Uganda’s government accused the United States of trying to “subvert” last week’s presidential elections after the US ambassador attempted to visit opposition leader Bobi Wine, who has been under house arrest.
US Ambassador Natalie E Brown was stopped from visiting Wine at his residence in a suburb in the northern outskirts of the capital, the embassy said in a statement late on Monday.
The mission said Brown wanted to check on the “health and safety” of Wine, who became famous after years of singing about government corruption and nepotism, charges the government denies.
The former pop star-turned-legislator, who came second with almost 35 percent votes, rejected the results and accused his rival, President Yoweri Museveni, of winning by fraud. Wine has so far provided no evidence to support his allegations.
The electoral commission, however, on Saturday declared Museveni the winner with 58.6 percent of the vote. Museveni, 76, has been in power since 1986.
On Tuesday, Wine’s lawyers filed a petition in the high court challenging the legality of detaining Wine and his wife without charge. The court has not yet said when the petition will be heard, lawyer Benjamin Katana told Reuters news agency.
‘Meddle in Uganda’s internal politics’
Government spokesman Ofwono Opondo said Brown had no business visiting Wine.
“What she has been trying to do blatantly is to meddle in Uganda’s internal politics, particularly elections, to subvert our elections and the will of the people,” he said. “She shouldn’t do anything outside the diplomatic norms.”
The sharp, public rebuke to the US from the Ugandan government is relatively unusual as the two nations are allies.
Kristof Tetica, a professor of international development at the University of Antwerp, noted Museveni’s relations with the international community took a turn for the worse since November when the president blamed anti-government demonstrations on “foreign groups and homosexuals”.
He added donor support from the international community has been crucial to Museveni’s government since the mid-1980s.
“Particularly, the US has been a key ally of Uganda. On average they support Uganda with $970m a year, they’ve given military support. The country is seen as a key source of stability in the region, and that has given Uganda leeway for transgressions like corruption,” Tetica said.

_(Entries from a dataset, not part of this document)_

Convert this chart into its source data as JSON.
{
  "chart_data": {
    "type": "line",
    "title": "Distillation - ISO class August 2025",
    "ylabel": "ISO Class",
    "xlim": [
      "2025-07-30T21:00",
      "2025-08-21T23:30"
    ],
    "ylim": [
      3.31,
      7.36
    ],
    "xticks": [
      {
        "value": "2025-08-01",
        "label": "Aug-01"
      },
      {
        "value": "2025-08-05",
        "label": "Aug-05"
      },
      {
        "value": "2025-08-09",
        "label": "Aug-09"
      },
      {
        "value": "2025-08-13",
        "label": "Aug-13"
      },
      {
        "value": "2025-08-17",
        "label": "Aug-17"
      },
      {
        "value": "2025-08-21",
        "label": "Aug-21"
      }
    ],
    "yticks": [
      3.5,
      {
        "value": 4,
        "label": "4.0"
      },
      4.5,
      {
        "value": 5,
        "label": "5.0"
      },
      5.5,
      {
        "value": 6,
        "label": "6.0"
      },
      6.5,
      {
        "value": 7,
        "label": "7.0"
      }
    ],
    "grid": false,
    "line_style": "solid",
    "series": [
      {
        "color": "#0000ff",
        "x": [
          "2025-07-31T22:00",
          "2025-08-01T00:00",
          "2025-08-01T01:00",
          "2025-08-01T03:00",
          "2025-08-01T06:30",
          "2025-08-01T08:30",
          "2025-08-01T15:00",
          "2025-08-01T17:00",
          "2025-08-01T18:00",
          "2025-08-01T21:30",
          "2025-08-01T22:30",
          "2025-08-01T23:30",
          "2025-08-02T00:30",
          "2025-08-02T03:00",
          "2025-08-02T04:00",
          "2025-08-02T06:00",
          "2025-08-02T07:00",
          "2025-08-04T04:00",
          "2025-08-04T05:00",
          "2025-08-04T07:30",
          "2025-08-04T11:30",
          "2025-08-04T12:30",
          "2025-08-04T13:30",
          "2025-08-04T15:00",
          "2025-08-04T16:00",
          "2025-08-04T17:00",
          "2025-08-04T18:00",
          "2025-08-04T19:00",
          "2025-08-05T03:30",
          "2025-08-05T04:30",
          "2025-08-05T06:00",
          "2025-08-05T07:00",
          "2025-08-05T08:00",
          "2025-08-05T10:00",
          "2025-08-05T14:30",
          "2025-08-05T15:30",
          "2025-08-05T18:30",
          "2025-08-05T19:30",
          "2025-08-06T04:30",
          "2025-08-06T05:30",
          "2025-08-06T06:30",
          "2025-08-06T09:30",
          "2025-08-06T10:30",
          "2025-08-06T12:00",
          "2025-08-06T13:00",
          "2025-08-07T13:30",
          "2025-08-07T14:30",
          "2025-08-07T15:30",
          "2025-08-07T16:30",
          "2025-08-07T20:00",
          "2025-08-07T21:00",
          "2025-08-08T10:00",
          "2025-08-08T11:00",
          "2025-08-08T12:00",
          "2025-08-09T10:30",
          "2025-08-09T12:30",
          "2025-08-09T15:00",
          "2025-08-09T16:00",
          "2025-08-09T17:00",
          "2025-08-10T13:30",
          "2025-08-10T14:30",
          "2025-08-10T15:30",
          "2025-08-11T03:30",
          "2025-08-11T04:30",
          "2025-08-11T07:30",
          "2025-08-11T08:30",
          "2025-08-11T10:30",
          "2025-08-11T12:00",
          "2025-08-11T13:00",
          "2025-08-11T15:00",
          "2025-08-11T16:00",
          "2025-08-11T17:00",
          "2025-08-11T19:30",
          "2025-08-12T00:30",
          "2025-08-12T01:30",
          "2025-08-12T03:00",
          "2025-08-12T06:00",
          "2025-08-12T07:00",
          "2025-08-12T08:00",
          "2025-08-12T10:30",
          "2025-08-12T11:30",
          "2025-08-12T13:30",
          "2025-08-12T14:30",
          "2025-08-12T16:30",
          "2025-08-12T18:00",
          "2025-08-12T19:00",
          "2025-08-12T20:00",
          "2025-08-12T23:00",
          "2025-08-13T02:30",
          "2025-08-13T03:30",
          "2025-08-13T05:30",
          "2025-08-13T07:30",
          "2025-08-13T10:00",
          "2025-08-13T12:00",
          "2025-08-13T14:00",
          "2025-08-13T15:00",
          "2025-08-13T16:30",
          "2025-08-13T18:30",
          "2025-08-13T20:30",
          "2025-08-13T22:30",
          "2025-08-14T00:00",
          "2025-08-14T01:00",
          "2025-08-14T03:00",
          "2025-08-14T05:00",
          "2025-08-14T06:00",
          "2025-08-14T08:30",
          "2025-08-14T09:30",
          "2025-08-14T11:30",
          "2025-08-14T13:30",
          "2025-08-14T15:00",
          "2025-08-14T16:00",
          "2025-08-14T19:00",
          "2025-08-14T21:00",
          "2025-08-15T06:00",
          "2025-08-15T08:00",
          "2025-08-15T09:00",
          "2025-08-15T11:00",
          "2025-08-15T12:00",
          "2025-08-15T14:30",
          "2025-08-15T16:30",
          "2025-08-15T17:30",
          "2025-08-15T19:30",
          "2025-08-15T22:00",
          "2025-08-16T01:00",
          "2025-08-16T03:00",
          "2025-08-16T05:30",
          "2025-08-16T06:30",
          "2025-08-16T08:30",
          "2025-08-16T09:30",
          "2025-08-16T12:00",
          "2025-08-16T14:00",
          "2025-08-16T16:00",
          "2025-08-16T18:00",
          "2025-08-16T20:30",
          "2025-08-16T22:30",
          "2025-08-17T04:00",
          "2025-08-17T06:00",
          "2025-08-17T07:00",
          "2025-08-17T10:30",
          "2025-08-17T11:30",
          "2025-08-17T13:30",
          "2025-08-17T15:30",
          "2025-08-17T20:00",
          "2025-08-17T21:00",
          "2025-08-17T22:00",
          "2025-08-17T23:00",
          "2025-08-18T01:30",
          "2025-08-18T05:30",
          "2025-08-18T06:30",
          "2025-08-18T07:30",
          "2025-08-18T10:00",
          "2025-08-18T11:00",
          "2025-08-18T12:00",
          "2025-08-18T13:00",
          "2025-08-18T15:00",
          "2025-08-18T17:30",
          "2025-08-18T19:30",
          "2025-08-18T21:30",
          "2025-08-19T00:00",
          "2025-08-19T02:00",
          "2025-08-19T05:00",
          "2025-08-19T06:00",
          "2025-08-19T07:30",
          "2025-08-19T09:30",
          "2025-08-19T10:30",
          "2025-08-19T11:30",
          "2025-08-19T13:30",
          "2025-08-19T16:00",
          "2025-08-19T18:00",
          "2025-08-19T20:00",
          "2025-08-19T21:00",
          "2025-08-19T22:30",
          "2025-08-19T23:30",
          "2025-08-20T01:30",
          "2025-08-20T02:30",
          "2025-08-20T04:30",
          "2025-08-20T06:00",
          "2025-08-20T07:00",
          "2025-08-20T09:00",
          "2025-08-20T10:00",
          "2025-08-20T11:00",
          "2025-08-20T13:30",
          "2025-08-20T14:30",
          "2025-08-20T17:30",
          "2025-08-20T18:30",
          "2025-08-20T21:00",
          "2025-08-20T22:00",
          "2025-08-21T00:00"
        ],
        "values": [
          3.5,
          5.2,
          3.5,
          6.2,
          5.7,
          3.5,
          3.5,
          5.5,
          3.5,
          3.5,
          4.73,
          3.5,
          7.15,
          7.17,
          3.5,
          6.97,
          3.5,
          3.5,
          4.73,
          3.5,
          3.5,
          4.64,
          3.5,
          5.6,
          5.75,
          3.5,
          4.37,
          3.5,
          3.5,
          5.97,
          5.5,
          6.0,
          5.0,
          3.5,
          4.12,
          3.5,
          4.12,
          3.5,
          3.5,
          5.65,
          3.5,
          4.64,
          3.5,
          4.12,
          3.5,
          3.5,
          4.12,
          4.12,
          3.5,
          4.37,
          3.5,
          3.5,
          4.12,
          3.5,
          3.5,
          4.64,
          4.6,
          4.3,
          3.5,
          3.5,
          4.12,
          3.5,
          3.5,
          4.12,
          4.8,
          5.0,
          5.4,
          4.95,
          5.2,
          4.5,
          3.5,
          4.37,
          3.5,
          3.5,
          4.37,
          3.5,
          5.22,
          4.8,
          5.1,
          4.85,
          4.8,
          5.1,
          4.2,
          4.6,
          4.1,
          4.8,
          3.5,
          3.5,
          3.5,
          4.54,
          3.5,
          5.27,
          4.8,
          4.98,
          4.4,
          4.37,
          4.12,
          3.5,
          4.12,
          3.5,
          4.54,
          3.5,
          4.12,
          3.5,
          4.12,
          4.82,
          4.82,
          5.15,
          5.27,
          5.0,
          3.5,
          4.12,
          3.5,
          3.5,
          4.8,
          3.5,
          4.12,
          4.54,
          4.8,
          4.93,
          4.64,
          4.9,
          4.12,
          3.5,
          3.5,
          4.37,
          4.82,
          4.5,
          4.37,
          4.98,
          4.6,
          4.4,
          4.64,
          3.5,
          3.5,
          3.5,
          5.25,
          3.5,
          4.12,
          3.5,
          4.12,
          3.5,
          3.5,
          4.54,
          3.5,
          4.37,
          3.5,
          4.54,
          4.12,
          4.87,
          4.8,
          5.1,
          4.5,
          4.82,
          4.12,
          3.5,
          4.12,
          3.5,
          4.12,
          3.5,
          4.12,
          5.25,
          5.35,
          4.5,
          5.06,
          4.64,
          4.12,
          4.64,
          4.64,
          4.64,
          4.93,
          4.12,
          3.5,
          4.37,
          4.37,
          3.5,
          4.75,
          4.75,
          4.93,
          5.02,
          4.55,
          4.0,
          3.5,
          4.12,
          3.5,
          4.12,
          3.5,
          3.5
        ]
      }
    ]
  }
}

“So that’s why it’s so surprising relations have become so hostile.”
There was no immediate comment from Brown or the US embassy.
Opondo said, without providing any evidence, that Brown had a track record of causing trouble in countries where she has worked in the past. The government was watching her, he added.
The US embassy has said last week’s vote was tainted by harassment of opposition candidates, suppression of media and rights advocates, and a nationwide internet shutdown.
“These unlawful actions and the effective house arrest of a presidential candidate continue a worrying trend on the course of Uganda’s democracy,” it said in the statement on Monday.
Wine, whose real name is Robert Kyagulanyi, on Monday appealed to “fellow citizens of the world” to help him as he remained effectively under house arrest since Thursday.
The US supports Ugandan soldiers serving in an African Union peacekeeping mission in Somalia and has donated about $1.5bn to Uganda’s health sector in the past three years.
The US and the European Union did not deploy observer missions for the polls because Ugandan authorities denied accreditation and failed to implement recommendations by past missions.
During the campaigning, security forces routinely broke up Wine’s rallies with tear gas, bullets, beatings, and detentions.
They cited violations of laws meant to curb the spread of the coronavirus for those actions.
In November, 54 people were killed as security forces tried to quell riots that erupted in several cities after Wine was detained for alleged violation of the anti-coronavirus measures. He was arrested multiple times during the campaigning.
Bobi Wine and his National Unity Platform (NUP) have rejected the results and said they were planning to challenge it legally.
On Monday, security forces cordoned off the party’s offices in the capital.